Implémentation du RGPD, visite de Mark Zuckerberg au Parlement européen : l’enjeu de la protection des données est en train de devenir réellement un instrument de pouvoir.
Selon une étude TNS-Ilres parue ce jeudi, 48 pour cent des sondé-e-s se disent plutôt préoccupé-es par d’éventuels abus de leurs données personnelles, tandis que 22 pour cent se disent très inquiets. 47 pour cent ont signalé que les récents scandales ont eu un impact sur leur comportement en ligne et un quart prévoient de supprimer un ou plusieurs comptes de réseaux sociaux. Ce qui est une bonne nouvelle en soi, car le problème de la protection des données commence avec l’inconscience des utilisateurs/trices. Très pratique aussi que la boîte de sondages vous laisse partager ses résultats sur Twitter en un clic seulement – joli gimmick, mais peut-être pas le bon endroit.
Car si les données personnelles sont le nouvel or noir du 21e siècle, ces derniers mois, on a assisté à la première marée noire virtuelle. Même si l’obscure firme Cambridge Analytica est désormais officiellement en faillite, rien n’empêche que d’autres boîtes proposent des services similaires, voire pires. Introduire une application sur Facebook, la manipuler pour engranger un maximum de données (même chez les utilisateurs qui n’ont pas cliqué sur l’appli) et puis cibler ces personnes pour influencer leurs opinions politiques et leur façon de percevoir le monde reste toujours possible. Et ce n’est pas en traînant Mark Zuckerberg devant le Parlement européen qu’on va l’empêcher à l’avenir.

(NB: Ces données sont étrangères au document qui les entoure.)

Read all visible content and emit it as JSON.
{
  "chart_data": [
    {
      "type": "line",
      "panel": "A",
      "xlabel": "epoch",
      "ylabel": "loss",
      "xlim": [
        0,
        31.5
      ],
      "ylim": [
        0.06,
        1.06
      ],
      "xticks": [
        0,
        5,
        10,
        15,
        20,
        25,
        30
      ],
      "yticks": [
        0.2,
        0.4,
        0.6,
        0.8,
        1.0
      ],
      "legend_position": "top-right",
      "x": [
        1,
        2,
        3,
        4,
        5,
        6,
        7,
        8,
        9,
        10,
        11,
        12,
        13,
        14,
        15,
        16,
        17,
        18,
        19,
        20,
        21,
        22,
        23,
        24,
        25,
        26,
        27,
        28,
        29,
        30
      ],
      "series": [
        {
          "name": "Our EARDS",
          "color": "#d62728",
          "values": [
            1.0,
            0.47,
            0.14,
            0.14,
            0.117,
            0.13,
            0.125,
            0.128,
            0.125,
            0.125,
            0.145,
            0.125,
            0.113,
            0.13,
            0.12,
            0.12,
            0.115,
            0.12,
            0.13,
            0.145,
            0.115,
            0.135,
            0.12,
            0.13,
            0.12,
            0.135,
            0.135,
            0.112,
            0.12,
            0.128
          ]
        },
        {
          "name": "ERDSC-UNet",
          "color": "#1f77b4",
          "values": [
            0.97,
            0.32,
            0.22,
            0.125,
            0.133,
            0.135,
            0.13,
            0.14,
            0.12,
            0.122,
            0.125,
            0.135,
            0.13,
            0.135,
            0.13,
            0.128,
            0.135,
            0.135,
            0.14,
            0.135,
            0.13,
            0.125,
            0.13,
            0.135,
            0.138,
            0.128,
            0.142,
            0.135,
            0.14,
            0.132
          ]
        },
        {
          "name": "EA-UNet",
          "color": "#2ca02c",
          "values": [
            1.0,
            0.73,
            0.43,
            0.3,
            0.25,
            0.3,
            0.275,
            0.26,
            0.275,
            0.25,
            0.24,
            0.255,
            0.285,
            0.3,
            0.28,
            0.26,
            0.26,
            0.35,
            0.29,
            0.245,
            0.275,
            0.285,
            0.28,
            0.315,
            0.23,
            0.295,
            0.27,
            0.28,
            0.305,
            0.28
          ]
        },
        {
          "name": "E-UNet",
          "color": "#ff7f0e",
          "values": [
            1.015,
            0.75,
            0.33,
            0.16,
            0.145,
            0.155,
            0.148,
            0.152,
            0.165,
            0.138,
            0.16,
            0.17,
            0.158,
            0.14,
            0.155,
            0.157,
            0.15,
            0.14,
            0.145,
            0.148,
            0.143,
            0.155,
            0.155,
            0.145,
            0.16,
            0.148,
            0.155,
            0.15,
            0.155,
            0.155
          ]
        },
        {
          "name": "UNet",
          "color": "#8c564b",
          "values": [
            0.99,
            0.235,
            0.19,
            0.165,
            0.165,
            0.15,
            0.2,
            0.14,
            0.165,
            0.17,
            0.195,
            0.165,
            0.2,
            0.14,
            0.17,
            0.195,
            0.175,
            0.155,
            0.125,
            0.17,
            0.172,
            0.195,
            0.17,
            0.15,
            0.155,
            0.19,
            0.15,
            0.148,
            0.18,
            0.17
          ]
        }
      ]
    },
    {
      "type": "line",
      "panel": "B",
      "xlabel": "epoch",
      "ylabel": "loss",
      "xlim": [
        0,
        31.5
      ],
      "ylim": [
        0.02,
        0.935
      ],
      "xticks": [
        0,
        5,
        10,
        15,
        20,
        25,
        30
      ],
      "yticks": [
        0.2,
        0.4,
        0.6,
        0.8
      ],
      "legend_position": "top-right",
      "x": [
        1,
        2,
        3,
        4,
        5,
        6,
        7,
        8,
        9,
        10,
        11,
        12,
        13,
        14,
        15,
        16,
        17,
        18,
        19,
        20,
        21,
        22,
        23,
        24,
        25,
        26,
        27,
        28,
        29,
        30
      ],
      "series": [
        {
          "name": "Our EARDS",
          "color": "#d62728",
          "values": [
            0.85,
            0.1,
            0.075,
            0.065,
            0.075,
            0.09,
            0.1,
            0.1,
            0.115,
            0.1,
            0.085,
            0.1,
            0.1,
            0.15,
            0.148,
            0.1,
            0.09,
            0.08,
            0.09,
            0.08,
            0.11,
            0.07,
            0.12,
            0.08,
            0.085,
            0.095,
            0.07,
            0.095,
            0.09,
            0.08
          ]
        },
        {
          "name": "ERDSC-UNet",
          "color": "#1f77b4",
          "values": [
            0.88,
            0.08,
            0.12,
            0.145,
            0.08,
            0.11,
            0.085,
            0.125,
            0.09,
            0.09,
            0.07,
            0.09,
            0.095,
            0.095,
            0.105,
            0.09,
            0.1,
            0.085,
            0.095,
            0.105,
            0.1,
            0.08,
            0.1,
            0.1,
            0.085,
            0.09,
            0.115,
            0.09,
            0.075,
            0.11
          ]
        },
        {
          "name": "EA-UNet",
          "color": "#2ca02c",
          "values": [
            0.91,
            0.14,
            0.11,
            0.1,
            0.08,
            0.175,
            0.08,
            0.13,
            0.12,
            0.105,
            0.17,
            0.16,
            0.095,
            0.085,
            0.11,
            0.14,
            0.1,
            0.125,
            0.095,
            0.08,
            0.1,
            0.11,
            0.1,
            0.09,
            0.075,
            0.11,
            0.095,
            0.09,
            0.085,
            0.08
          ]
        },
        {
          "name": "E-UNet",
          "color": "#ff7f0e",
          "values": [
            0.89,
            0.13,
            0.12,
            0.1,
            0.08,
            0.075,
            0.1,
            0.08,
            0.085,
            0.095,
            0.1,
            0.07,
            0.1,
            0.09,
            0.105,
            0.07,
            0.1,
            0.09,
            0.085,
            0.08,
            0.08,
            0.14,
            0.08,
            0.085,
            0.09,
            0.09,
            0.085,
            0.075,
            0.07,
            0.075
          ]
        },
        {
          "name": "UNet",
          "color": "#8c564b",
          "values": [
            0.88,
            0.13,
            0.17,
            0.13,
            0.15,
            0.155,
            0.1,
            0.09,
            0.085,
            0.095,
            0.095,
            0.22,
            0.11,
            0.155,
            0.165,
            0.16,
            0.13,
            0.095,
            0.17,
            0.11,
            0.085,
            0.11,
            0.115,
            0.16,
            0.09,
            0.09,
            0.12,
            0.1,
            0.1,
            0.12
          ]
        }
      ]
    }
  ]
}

Après tout, un réseau social ne vit que des informations qu’on veut bien lui donner.
Déjà, les préambules de cette audition en disent long sur le déséquilibre du pouvoir entre instances démocratiques et sociétés multinationales : ce n’est qu’après des pressions que Zuckerberg a accepté que son passage à Bruxelles soit filmé et mis en streaming… aussi sur le site Facebook du Parlement. Ce qui est un comble, quand on pense que le multimilliardaire américain, qui a bâti sa fortune sur les données des autres, ne veut pas qu’on voie comment il rend des comptes à un parlement. Et puis Zuckerberg, visiblement bien préparé, s’est contenté de resservir le même discours déjà rodé devant le Congrès américain : oui, il y a eu des fautes, on les a réparées et on ne nous y reprendra plus. Il a pointé vers de nouvelles intelligences artificielles qui détecteront plus vite les imposteurs et une politique plus stricte sur les applications admises sur son réseau social. Par contre, un bon nombre de questions des eurodéputé-e-s sont restées sans réponse – M. Zuckerberg y répondra plus tard, par écrit, et on peut dès maintenant deviner qu’il déléguera ça à son staff juridique.
Or comment savoir s’il était sérieux ? Le discours repentant et un brin autocritique n’est pas nouveau : Facebook et son fondateur le ressortent à chaque fois qu’un nouveau scandale est découvert. C’est donc du moins partiellement une pratique rhétorique plutôt qu’une vraie volonté de changer sa politique industrielle.
Surtout que Facebook vient d’annoncer une nouvelle mesure inquiétante : désormais, le réseau établira des liens entre les données de ses utilisateurs/trices et celles des utilisateurs/trices du service de messagerie WhatsApp (que Facebook possède aussi, tout comme la plateforme photographique Instagram). Une évolution qui inquiète d’autant plus que politiquement il n’y a rien à faire.
Si on ne peut pas arrêter le progrès et qu’il est illusoire de penser que tous les utilisateurs/trices vont supprimer leurs comptes, il faudra commencer à mieux se préparer à ce qui risque d’arriver à l’avenir. Et cela ne peut que passer par une prise de conscience des utilisateurs/trices de ne donner consciemment que les informations qu’elles ou ils veulent vraiment partager, et une surveillance efficace des réseaux sociaux, qu’on pourra sanctionner lourdement en cas de fraude. Après tout, un réseau social ne vit que des informations qu’on veut bien lui donner – il est temps de reprendre le contrôle.